Belleville News-Democrat


Posted on Thu, Aug. 26, 2004

Foes to disavow cheap shots
BY BRIAN BRUEGGEMANN
bbrueggemann@bnd.comCOLLINSVILLE - Mud-slinging has no place in an Illinois Supreme Court race, and candidates Lloyd Karmeier and Gordon Maag have been warned, the Illinois State Bar Association announced Wednesday.
Both Maag and Karmeier attended a news conference in Collinsville called Wednesday by the bar association, which has formed a committee to monitor questionable campaigning. Both agreed to disavow any campaigning -- including that done by third parties -- deemed to adversely affect the reputation or dignity of the courts.
Karmeier and Maag each signed a pledge stating they will "disavow advertisements that impugn the dignity, integrity or independence of a candidate ... or which erode public trust and confidence in the dignity, integrity or independence of the judiciary."
The race has been heated between Karmeier, a Republican circuit judge from Washington County, and Maag, a Democrat and appellate court justice from Glen Carbon. An anonymous person claiming to be a disgruntled Republican has taken trash from outside the office of Karmeier's campaign manager, and a Karmeier staffer has sued a representative of an interest group who visited the staffer's ex-wife while investigating him.
Projections are that more than $1 million will be thrown at the race, much of it by interest groups.
Illinois State Bar Association president Ole Bly Pace III said the group is concerned the race will become part of a national trend of interest groups trying to "inject their favorite issues" into judicial races.
"Our citizens must be able to have confidence that they can turn to our courts and receive a fair hearing and justice," Pace said. "Ad campaigns that suggest judges are merely tools of interest groups help destroy confidence in our system of justice. Our system of justice cannot leave the impression that judicial elections are based on political parties or particular interest groups."
Interest groups already are weighing in on the race.
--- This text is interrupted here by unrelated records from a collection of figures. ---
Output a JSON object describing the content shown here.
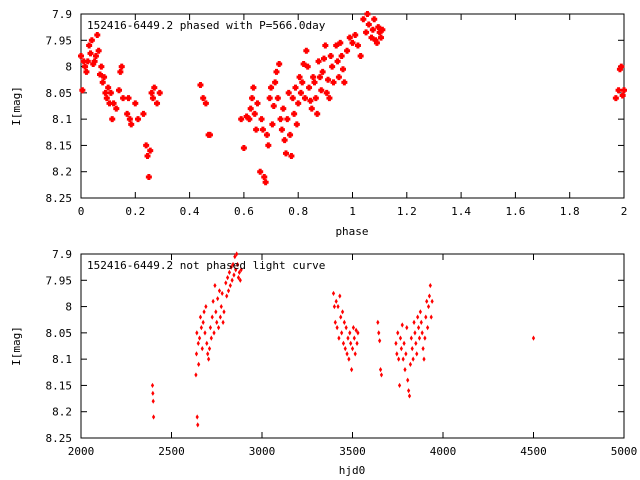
{
  "chart_data": [
    {
      "type": "scatter",
      "title": "152416-6449.2 phased with P=566.0day",
      "xlabel": "phase",
      "ylabel": "I[mag]",
      "xlim": [
        0,
        2
      ],
      "ylim": [
        8.25,
        7.9
      ],
      "y_inverted": true,
      "xticks": [
        0,
        0.2,
        0.4,
        0.6,
        0.8,
        1,
        1.2,
        1.4,
        1.6,
        1.8,
        2
      ],
      "xtick_labels": [
        "0",
        "0.2",
        "0.4",
        "0.6",
        "0.8",
        "1",
        "1.2",
        "1.4",
        "1.6",
        "1.8",
        "2"
      ],
      "yticks": [
        7.9,
        7.95,
        8.0,
        8.05,
        8.1,
        8.15,
        8.2,
        8.25
      ],
      "ytick_labels": [
        "7.9",
        "7.95",
        "8",
        "8.05",
        "8.1",
        "8.15",
        "8.2",
        "8.25"
      ],
      "grid": false,
      "marker_color": "#ff0000",
      "marker": "plus",
      "points": [
        [
          0.0,
          7.98
        ],
        [
          0.005,
          8.045
        ],
        [
          0.01,
          7.99
        ],
        [
          0.015,
          8.0
        ],
        [
          0.02,
          8.01
        ],
        [
          0.025,
          7.99
        ],
        [
          0.03,
          7.96
        ],
        [
          0.035,
          7.975
        ],
        [
          0.04,
          7.95
        ],
        [
          0.045,
          7.995
        ],
        [
          0.05,
          7.99
        ],
        [
          0.055,
          7.98
        ],
        [
          0.06,
          7.94
        ],
        [
          0.065,
          7.97
        ],
        [
          0.07,
          8.015
        ],
        [
          0.075,
          8.0
        ],
        [
          0.08,
          8.03
        ],
        [
          0.085,
          8.02
        ],
        [
          0.09,
          8.05
        ],
        [
          0.095,
          8.06
        ],
        [
          0.1,
          8.04
        ],
        [
          0.105,
          8.07
        ],
        [
          0.11,
          8.05
        ],
        [
          0.115,
          8.1
        ],
        [
          0.12,
          8.07
        ],
        [
          0.13,
          8.08
        ],
        [
          0.14,
          8.045
        ],
        [
          0.145,
          8.01
        ],
        [
          0.15,
          8.0
        ],
        [
          0.155,
          8.06
        ],
        [
          0.17,
          8.09
        ],
        [
          0.175,
          8.06
        ],
        [
          0.18,
          8.1
        ],
        [
          0.185,
          8.11
        ],
        [
          0.2,
          8.07
        ],
        [
          0.21,
          8.1
        ],
        [
          0.23,
          8.09
        ],
        [
          0.24,
          8.15
        ],
        [
          0.245,
          8.17
        ],
        [
          0.25,
          8.21
        ],
        [
          0.255,
          8.16
        ],
        [
          0.26,
          8.05
        ],
        [
          0.265,
          8.06
        ],
        [
          0.27,
          8.04
        ],
        [
          0.28,
          8.07
        ],
        [
          0.29,
          8.05
        ],
        [
          0.44,
          8.035
        ],
        [
          0.45,
          8.06
        ],
        [
          0.46,
          8.07
        ],
        [
          0.47,
          8.13
        ],
        [
          0.475,
          8.13
        ],
        [
          0.59,
          8.1
        ],
        [
          0.6,
          8.155
        ],
        [
          0.61,
          8.095
        ],
        [
          0.62,
          8.1
        ],
        [
          0.625,
          8.08
        ],
        [
          0.63,
          8.06
        ],
        [
          0.635,
          8.04
        ],
        [
          0.64,
          8.09
        ],
        [
          0.645,
          8.12
        ],
        [
          0.65,
          8.07
        ],
        [
          0.66,
          8.2
        ],
        [
          0.665,
          8.1
        ],
        [
          0.67,
          8.12
        ],
        [
          0.675,
          8.21
        ],
        [
          0.68,
          8.22
        ],
        [
          0.685,
          8.13
        ],
        [
          0.69,
          8.15
        ],
        [
          0.695,
          8.06
        ],
        [
          0.7,
          8.04
        ],
        [
          0.705,
          8.11
        ],
        [
          0.71,
          8.075
        ],
        [
          0.715,
          8.03
        ],
        [
          0.72,
          8.01
        ],
        [
          0.725,
          8.06
        ],
        [
          0.73,
          7.995
        ],
        [
          0.735,
          8.1
        ],
        [
          0.74,
          8.12
        ],
        [
          0.745,
          8.08
        ],
        [
          0.75,
          8.14
        ],
        [
          0.755,
          8.165
        ],
        [
          0.76,
          8.1
        ],
        [
          0.765,
          8.05
        ],
        [
          0.77,
          8.13
        ],
        [
          0.775,
          8.17
        ],
        [
          0.78,
          8.06
        ],
        [
          0.785,
          8.09
        ],
        [
          0.79,
          8.04
        ],
        [
          0.795,
          8.11
        ],
        [
          0.8,
          8.07
        ],
        [
          0.805,
          8.02
        ],
        [
          0.81,
          8.05
        ],
        [
          0.815,
          8.03
        ],
        [
          0.82,
          7.995
        ],
        [
          0.825,
          8.06
        ],
        [
          0.83,
          7.97
        ],
        [
          0.835,
          8.0
        ],
        [
          0.84,
          8.04
        ],
        [
          0.845,
          8.065
        ],
        [
          0.85,
          8.08
        ],
        [
          0.855,
          8.02
        ],
        [
          0.86,
          8.03
        ],
        [
          0.865,
          8.06
        ],
        [
          0.87,
          8.09
        ],
        [
          0.875,
          7.99
        ],
        [
          0.88,
          8.02
        ],
        [
          0.885,
          8.045
        ],
        [
          0.89,
          8.01
        ],
        [
          0.895,
          7.985
        ],
        [
          0.9,
          7.96
        ],
        [
          0.905,
          8.05
        ],
        [
          0.91,
          8.025
        ],
        [
          0.915,
          8.06
        ],
        [
          0.92,
          7.98
        ],
        [
          0.925,
          8.0
        ],
        [
          0.93,
          8.03
        ],
        [
          0.94,
          7.96
        ],
        [
          0.945,
          7.99
        ],
        [
          0.95,
          8.02
        ],
        [
          0.955,
          7.955
        ],
        [
          0.96,
          7.98
        ],
        [
          0.965,
          8.005
        ],
        [
          0.97,
          8.03
        ],
        [
          0.98,
          7.97
        ],
        [
          0.99,
          7.945
        ],
        [
          1.0,
          7.955
        ],
        [
          1.01,
          7.94
        ],
        [
          1.02,
          7.96
        ],
        [
          1.03,
          7.98
        ],
        [
          1.04,
          7.91
        ],
        [
          1.05,
          7.935
        ],
        [
          1.055,
          7.9
        ],
        [
          1.06,
          7.92
        ],
        [
          1.07,
          7.945
        ],
        [
          1.075,
          7.93
        ],
        [
          1.08,
          7.91
        ],
        [
          1.085,
          7.95
        ],
        [
          1.09,
          7.955
        ],
        [
          1.095,
          7.925
        ],
        [
          1.1,
          7.935
        ],
        [
          1.105,
          7.945
        ],
        [
          1.11,
          7.93
        ],
        [
          1.97,
          8.06
        ],
        [
          1.98,
          8.045
        ],
        [
          1.985,
          8.005
        ],
        [
          1.99,
          8.0
        ],
        [
          1.995,
          8.055
        ],
        [
          2.0,
          8.045
        ]
      ]
    },
    {
      "type": "scatter",
      "title": "152416-6449.2 not phased light curve",
      "xlabel": "hjd0",
      "ylabel": "I[mag]",
      "xlim": [
        2000,
        5000
      ],
      "ylim": [
        8.25,
        7.9
      ],
      "y_inverted": true,
      "xticks": [
        2000,
        2500,
        3000,
        3500,
        4000,
        4500,
        5000
      ],
      "xtick_labels": [
        "2000",
        "2500",
        "3000",
        "3500",
        "4000",
        "4500",
        "5000"
      ],
      "yticks": [
        7.9,
        7.95,
        8.0,
        8.05,
        8.1,
        8.15,
        8.2,
        8.25
      ],
      "ytick_labels": [
        "7.9",
        "7.95",
        "8",
        "8.05",
        "8.1",
        "8.15",
        "8.2",
        "8.25"
      ],
      "grid": false,
      "marker_color": "#ff0000",
      "marker": "diamond",
      "points": [
        [
          2395,
          8.15
        ],
        [
          2397,
          8.165
        ],
        [
          2399,
          8.18
        ],
        [
          2401,
          8.21
        ],
        [
          2635,
          8.13
        ],
        [
          2638,
          8.09
        ],
        [
          2640,
          8.05
        ],
        [
          2642,
          8.21
        ],
        [
          2645,
          8.225
        ],
        [
          2648,
          8.07
        ],
        [
          2650,
          8.11
        ],
        [
          2655,
          8.06
        ],
        [
          2660,
          8.02
        ],
        [
          2665,
          8.04
        ],
        [
          2670,
          8.08
        ],
        [
          2675,
          8.03
        ],
        [
          2680,
          8.01
        ],
        [
          2685,
          8.05
        ],
        [
          2690,
          8.0
        ],
        [
          2695,
          8.07
        ],
        [
          2700,
          8.09
        ],
        [
          2705,
          8.1
        ],
        [
          2710,
          8.08
        ],
        [
          2715,
          8.04
        ],
        [
          2720,
          8.06
        ],
        [
          2725,
          8.02
        ],
        [
          2730,
          7.99
        ],
        [
          2735,
          8.05
        ],
        [
          2740,
          7.96
        ],
        [
          2745,
          8.01
        ],
        [
          2750,
          8.03
        ],
        [
          2755,
          7.985
        ],
        [
          2760,
          8.04
        ],
        [
          2765,
          7.97
        ],
        [
          2770,
          8.02
        ],
        [
          2775,
          8.0
        ],
        [
          2780,
          7.975
        ],
        [
          2785,
          8.03
        ],
        [
          2790,
          8.01
        ],
        [
          2800,
          7.955
        ],
        [
          2805,
          7.98
        ],
        [
          2810,
          7.945
        ],
        [
          2815,
          7.97
        ],
        [
          2820,
          7.935
        ],
        [
          2825,
          7.96
        ],
        [
          2830,
          7.925
        ],
        [
          2835,
          7.95
        ],
        [
          2840,
          7.92
        ],
        [
          2845,
          7.94
        ],
        [
          2850,
          7.905
        ],
        [
          2855,
          7.93
        ],
        [
          2860,
          7.9
        ],
        [
          2865,
          7.92
        ],
        [
          2870,
          7.945
        ],
        [
          2875,
          7.935
        ],
        [
          2880,
          7.95
        ],
        [
          2885,
          7.93
        ],
        [
          3395,
          7.975
        ],
        [
          3400,
          8.0
        ],
        [
          3405,
          8.03
        ],
        [
          3410,
          7.99
        ],
        [
          3415,
          8.04
        ],
        [
          3420,
          8.0
        ],
        [
          3425,
          8.06
        ],
        [
          3430,
          7.98
        ],
        [
          3435,
          8.02
        ],
        [
          3440,
          8.05
        ],
        [
          3445,
          8.01
        ],
        [
          3450,
          8.07
        ],
        [
          3455,
          8.03
        ],
        [
          3460,
          8.08
        ],
        [
          3465,
          8.04
        ],
        [
          3470,
          8.09
        ],
        [
          3475,
          8.06
        ],
        [
          3480,
          8.1
        ],
        [
          3485,
          8.05
        ],
        [
          3490,
          8.07
        ],
        [
          3495,
          8.12
        ],
        [
          3500,
          8.08
        ],
        [
          3505,
          8.04
        ],
        [
          3510,
          8.06
        ],
        [
          3515,
          8.09
        ],
        [
          3520,
          8.045
        ],
        [
          3525,
          8.07
        ],
        [
          3530,
          8.05
        ],
        [
          3640,
          8.03
        ],
        [
          3645,
          8.05
        ],
        [
          3650,
          8.065
        ],
        [
          3655,
          8.12
        ],
        [
          3660,
          8.13
        ],
        [
          3740,
          8.07
        ],
        [
          3745,
          8.09
        ],
        [
          3750,
          8.05
        ],
        [
          3755,
          8.1
        ],
        [
          3760,
          8.15
        ],
        [
          3765,
          8.06
        ],
        [
          3770,
          8.08
        ],
        [
          3775,
          8.035
        ],
        [
          3780,
          8.1
        ],
        [
          3785,
          8.07
        ],
        [
          3790,
          8.12
        ],
        [
          3795,
          8.09
        ],
        [
          3800,
          8.04
        ],
        [
          3805,
          8.14
        ],
        [
          3810,
          8.16
        ],
        [
          3815,
          8.17
        ],
        [
          3820,
          8.11
        ],
        [
          3825,
          8.06
        ],
        [
          3830,
          8.08
        ],
        [
          3835,
          8.1
        ],
        [
          3840,
          8.03
        ],
        [
          3845,
          8.05
        ],
        [
          3850,
          8.07
        ],
        [
          3855,
          8.09
        ],
        [
          3860,
          8.02
        ],
        [
          3865,
          8.04
        ],
        [
          3870,
          8.06
        ],
        [
          3875,
          8.01
        ],
        [
          3880,
          8.03
        ],
        [
          3885,
          8.05
        ],
        [
          3890,
          8.08
        ],
        [
          3895,
          8.1
        ],
        [
          3900,
          8.06
        ],
        [
          3905,
          8.02
        ],
        [
          3910,
          7.99
        ],
        [
          3915,
          8.04
        ],
        [
          3920,
          8.0
        ],
        [
          3925,
          7.98
        ],
        [
          3930,
          7.96
        ],
        [
          3935,
          8.02
        ],
        [
          3940,
          7.99
        ],
        [
          4500,
          8.06
        ]
      ]
    }
  ]
}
Business groups have been helping Karmeier, while plaintiff attorneys recently have made big donations to the state Democratic Party. Business groups predict the donations from the plaintiff attorneys will be funneled to Maag.
After the news conference, Karmeier submitted a letter to the committee voicing concern.
"I have already experienced the continuing distribution of extremely negative literature from an organization admittedly funded in substantial part by lawyers who may well be members of the ISBA," Karmeier wrote.
He declined to elaborate. Victims and Families United, a Madison County-based plaintiffs group backed by lawyers, has been critical of Karmeier.
Maag, when asked whether he's seen any campaigning he'd like the committee to address, replied: "I simply say, let's get on with it. That's in the past."
The committee's chairman, Rockford attorney Thomas Johnson, said the committee will go to the press when candidates are asked to publicly disavow a campaign statement but refuse.
If problem material is distributed by one of the candidates, the candidate will be asked to withdraw it.
Johnson, when asked about hypothetical situations, said it's difficult to define the type of material which would draw action from the committee.
"We hope we'll know it when we see it," he said.
The committee is made up of four Democrats, four Republicans and one with no party affiliation. It will monitor the Maag-Karmeier race, an appellate court race in north-central Illinois and future races for state Supreme Court and appeals courts.
The members, along with Johnson, are attorney Thomas Clancy of Chicago, U.S. Magistrate Judge John Gorman of Peoria, attorney Mary Lee Leahy of Springfield, retired Illinois Supreme Court Justice John Nickels of St. Charles, former appeals court Judge Lawrence Pusateri of Chicago, Southern Illinois University School of Law associate professor Shari Rhode, retired Illinois Supreme Court Justice Seymour Simon and Mary Schaafsma of Chicago, who is judicial project director for Illinois Campaign for Political Reform.